Sometimes I meet men who are obviously homosexual. Nobody needs a gaydar for them. I remember a barrister at a bank. He flaunts his sexuality. It livens up the room. It can be off-putting to others. I can only rejoice in the flair and the vividness with which he and people like him live their personal lives. I do know that there is a sense of insecurity behind it too, from years of having had to hide who he is and trying to find likeminded people who can’t express their sexuality out loud either. He plays a game with the people around him, flirting with everyone, and some act shocked or say to others behind their backs that they shouldn’t behave like that. I can only drink in their warmth and play the game with him. He has a friend in me at least.

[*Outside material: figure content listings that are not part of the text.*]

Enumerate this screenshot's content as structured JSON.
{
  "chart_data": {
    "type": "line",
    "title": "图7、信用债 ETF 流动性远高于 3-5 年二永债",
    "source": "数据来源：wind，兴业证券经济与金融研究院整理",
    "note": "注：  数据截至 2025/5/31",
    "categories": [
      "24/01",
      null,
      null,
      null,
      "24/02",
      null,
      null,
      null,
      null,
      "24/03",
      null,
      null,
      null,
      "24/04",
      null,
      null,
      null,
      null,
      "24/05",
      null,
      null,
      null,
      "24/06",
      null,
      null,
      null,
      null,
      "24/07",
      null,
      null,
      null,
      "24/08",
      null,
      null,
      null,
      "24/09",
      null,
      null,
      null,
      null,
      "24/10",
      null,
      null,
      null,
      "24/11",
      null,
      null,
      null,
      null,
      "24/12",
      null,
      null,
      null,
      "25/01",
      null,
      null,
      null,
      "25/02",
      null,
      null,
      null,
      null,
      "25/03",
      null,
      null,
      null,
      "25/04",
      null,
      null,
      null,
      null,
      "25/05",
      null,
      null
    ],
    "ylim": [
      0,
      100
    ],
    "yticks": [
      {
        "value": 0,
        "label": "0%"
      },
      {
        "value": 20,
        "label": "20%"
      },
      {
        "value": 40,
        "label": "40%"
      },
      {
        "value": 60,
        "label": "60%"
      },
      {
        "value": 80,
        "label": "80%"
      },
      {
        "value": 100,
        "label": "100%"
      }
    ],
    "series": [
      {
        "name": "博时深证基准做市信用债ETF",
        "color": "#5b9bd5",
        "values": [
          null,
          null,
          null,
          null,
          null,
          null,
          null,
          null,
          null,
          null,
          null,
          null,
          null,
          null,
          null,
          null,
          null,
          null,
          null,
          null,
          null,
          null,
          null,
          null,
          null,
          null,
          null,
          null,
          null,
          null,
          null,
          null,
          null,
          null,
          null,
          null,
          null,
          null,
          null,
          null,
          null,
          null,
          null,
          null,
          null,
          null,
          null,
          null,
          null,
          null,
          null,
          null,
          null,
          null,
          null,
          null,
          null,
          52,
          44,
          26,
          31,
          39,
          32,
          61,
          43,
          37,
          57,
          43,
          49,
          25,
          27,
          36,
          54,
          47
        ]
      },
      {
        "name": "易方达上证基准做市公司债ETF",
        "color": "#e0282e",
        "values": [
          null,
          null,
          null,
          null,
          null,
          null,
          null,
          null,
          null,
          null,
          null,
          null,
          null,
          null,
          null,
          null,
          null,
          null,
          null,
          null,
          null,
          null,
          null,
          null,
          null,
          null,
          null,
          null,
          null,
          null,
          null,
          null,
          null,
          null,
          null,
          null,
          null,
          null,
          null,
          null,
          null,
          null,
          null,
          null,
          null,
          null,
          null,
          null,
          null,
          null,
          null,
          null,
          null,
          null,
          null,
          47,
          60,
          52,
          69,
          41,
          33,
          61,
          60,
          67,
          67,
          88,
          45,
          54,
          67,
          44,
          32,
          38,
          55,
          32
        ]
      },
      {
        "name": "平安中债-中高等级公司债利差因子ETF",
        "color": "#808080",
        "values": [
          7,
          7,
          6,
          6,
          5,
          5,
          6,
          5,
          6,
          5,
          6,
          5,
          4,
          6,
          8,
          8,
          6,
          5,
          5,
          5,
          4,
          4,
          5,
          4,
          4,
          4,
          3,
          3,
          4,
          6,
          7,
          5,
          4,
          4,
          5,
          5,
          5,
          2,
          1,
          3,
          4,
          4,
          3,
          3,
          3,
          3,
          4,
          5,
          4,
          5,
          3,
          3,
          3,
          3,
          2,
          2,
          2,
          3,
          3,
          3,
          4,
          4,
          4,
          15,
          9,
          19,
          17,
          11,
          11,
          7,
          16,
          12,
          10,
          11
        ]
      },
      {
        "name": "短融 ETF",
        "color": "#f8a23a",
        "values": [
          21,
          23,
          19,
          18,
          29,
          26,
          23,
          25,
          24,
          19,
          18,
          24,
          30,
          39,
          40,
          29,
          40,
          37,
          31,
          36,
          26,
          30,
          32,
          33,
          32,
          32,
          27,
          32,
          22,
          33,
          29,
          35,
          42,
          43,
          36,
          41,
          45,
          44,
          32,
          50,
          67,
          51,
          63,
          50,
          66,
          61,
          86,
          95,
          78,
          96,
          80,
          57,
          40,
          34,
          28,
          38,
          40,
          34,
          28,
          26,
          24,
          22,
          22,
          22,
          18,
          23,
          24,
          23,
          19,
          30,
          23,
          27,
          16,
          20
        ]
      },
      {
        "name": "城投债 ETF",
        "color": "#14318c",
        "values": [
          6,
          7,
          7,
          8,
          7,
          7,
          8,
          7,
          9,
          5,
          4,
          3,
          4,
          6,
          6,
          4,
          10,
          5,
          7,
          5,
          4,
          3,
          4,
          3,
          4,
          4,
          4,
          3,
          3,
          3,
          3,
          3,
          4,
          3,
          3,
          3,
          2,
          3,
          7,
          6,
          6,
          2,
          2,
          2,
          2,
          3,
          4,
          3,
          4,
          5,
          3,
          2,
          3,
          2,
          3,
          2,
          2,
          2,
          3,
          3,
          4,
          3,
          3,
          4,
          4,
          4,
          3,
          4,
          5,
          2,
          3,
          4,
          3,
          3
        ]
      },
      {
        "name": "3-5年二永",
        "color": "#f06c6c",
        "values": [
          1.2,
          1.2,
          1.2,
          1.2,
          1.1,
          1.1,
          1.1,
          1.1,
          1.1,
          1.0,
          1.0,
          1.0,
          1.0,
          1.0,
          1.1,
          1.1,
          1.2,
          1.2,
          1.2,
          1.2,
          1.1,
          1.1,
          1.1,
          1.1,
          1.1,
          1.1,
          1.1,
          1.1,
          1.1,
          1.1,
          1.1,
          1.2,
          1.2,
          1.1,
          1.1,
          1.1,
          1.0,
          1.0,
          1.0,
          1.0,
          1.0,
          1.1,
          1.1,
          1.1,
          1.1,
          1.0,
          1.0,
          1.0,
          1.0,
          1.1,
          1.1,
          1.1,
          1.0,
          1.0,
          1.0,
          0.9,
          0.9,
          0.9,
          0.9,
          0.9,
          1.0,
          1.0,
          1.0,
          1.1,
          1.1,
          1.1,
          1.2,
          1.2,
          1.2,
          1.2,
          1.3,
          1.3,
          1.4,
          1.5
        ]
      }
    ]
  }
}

The reason I keep using the word “homosexual” instead of the colloquial “gay” is because I notice a lot of negative connotation with that word. Particularly, I hear even children around my eldest son, he is 11, say “that is so gay!” as if that’s a negative thing. Is being homosexual bad? Is it something to make jokes about, to look down on? Of course not. So I teach my children to think whenever they hear or utter that word, to think about why they would use it and why it would be linked to homosexuality. They always come up with the same answer; there is nothing strange or bad about it if you think about it a little. Then, if ever some 11-year old starts to wonder about his or her sexuality, they can do so knowing that they will never be looked down upon and can safely figure out for themselves what they want to be in life. I am happy to support this anytime, anywhere.